Le visage de l'agent serait brouillé pour préserver son anonymat. Il interrogerait Khadr sur des terroristes du réseau al-Qaïda qu'il aurait supposément rencontrés durant son adolescence passée sous la coupe de parents fondamentalistes en Afghanistan, avant d'être capturé en tant qu'«ennemi combattant» présumé à l'âge de 15 ans. L'agent du SCRS interrogerait également l'adolescent sur son attachement à l'islam.

Plus d'une fois, Omar Khadr perdrait ses moyens, pleurerait, répétant qu'il ne savait rien sur le réseau al-Qaïda.

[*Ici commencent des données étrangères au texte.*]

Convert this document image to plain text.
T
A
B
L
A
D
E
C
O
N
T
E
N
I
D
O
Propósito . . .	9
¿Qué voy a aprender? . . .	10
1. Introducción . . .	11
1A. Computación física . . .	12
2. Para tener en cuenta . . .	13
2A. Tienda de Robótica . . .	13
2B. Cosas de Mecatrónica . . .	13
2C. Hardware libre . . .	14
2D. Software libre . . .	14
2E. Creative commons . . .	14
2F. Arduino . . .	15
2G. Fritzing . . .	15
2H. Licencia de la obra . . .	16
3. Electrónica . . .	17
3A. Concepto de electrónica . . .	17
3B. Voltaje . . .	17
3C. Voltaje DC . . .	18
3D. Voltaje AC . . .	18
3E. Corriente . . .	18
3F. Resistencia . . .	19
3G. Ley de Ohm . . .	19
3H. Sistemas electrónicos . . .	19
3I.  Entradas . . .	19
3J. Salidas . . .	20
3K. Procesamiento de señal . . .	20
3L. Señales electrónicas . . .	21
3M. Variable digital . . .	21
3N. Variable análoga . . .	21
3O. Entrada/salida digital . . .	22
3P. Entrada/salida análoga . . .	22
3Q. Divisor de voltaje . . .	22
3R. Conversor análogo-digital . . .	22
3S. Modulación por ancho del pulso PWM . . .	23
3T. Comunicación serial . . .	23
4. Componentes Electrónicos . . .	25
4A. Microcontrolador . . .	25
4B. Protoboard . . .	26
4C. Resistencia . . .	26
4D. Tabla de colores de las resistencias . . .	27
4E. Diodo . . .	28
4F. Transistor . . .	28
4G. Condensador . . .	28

Le dévoilement des DVD, ordonné par le juge de la Cour fédérale Richard Mosley, se fait malgré les objections du SCRS et des agences de renseignement américaines.

Omar Khadr est accusé par les autorités américaines d'avoir tué un soldat américain en Afghanistan, à la suite d'un échange de coups de feu.

L'avocat canadien d'Omar Khadr a dit espérer que la diffusion des DVD allait

accroître l'indignation des Canadiens face à l'inaction du gouvernement conservateur dans ce dossier.

Dennis Edney a soutenu que les documents explosifs rendus publics la semaine dernière par le ministère des Affaires étrangères, également grâce à une ordonnance de la cour, avaient déjà suscité beaucoup de colère au sein de la population. Ces documents ont notamment révélé que les autorités canadiennes savaient qu'en 2004, l'armée américaine privait Omar Khadr de sommeil pendant des semaines pour le rendre plus vulnérable en interrogatoire.

L'avocat a dit avoir reçu plusieurs courriels d'appui à la cause de son client.

La mère d'Omar Khadr a confié lundi à La Presse Canadienne ne pas être certaine de pouvoir supporter le visionnement de l'interrogatoire de sept heures, vraisemblablement éprouvant pour son fils.

«J'ai peur, a lancé Maha Elsamnah. J'espère pouvoir rassembler mes forces. Ce n'est pas quelque chose d'agréable à voir pour une mère.»

Un résumé de l'interrogatoire révèle qu'à un certain moment, Omar Khadr enlève son chandail pour laisser voir certaines blessures par balles, l'une d'entre elles dégageant encore du sang.

«J'ai perdu la vue», aurait aussi déclaré Omar Khadr à l'agent du SCRS.

Ces nouvelles révélations viennent contredire les prétentions du gouvernement selon lesquelles le citoyen canadien a été bien traité par les autorités américaines.

Les partisans d'Omar Khadr soutiennent depuis des années que le jeune homme a été torturé à Guantanamo.

Le premier ministre Stephen Harper a affirmé, après les révélations de la semaine dernière que le gouvernement conservateur n'avait d'autre choix que de laisser les Américains interroger et juger le jeune Canadien.

Les Khadr ont été dans le passé des amis du terroriste Oussama ben Laden, une relation nouée par le père d'Omar. Dans une entrevue à la télévision il y a plusieurs années, Maha Elsamnah avait suscité l'ire des Canadiens en exprimant de la sympathie pour al-Qaïda. Lundi, elle a soutenu que cela ne devait pas jeter de l'ombre sur les souffrances de son fils.

«Quoi que j'ai pu faire ou que le père d'Omar ait pu faire, ce n'est pas sa faute. Il vit un cauchemar depuis six ans, a-t-elle déclaré. Toute ma famille vit un cauchemar.

Pour une prise de position, nous méritons tout ça? Si la justice est telle au Canada, que Dieu nous garde tous.»

Maha Elsamnah a exprimé l'espoir que les nouvelles révélations sur le traitement réservé à son fils et le dévoilement des DVD de l'interrogatoire allaient amplifier la pression populaire et forcer Stephen Harper à réclamer le rapatriement au Canada d'Omar Khadr.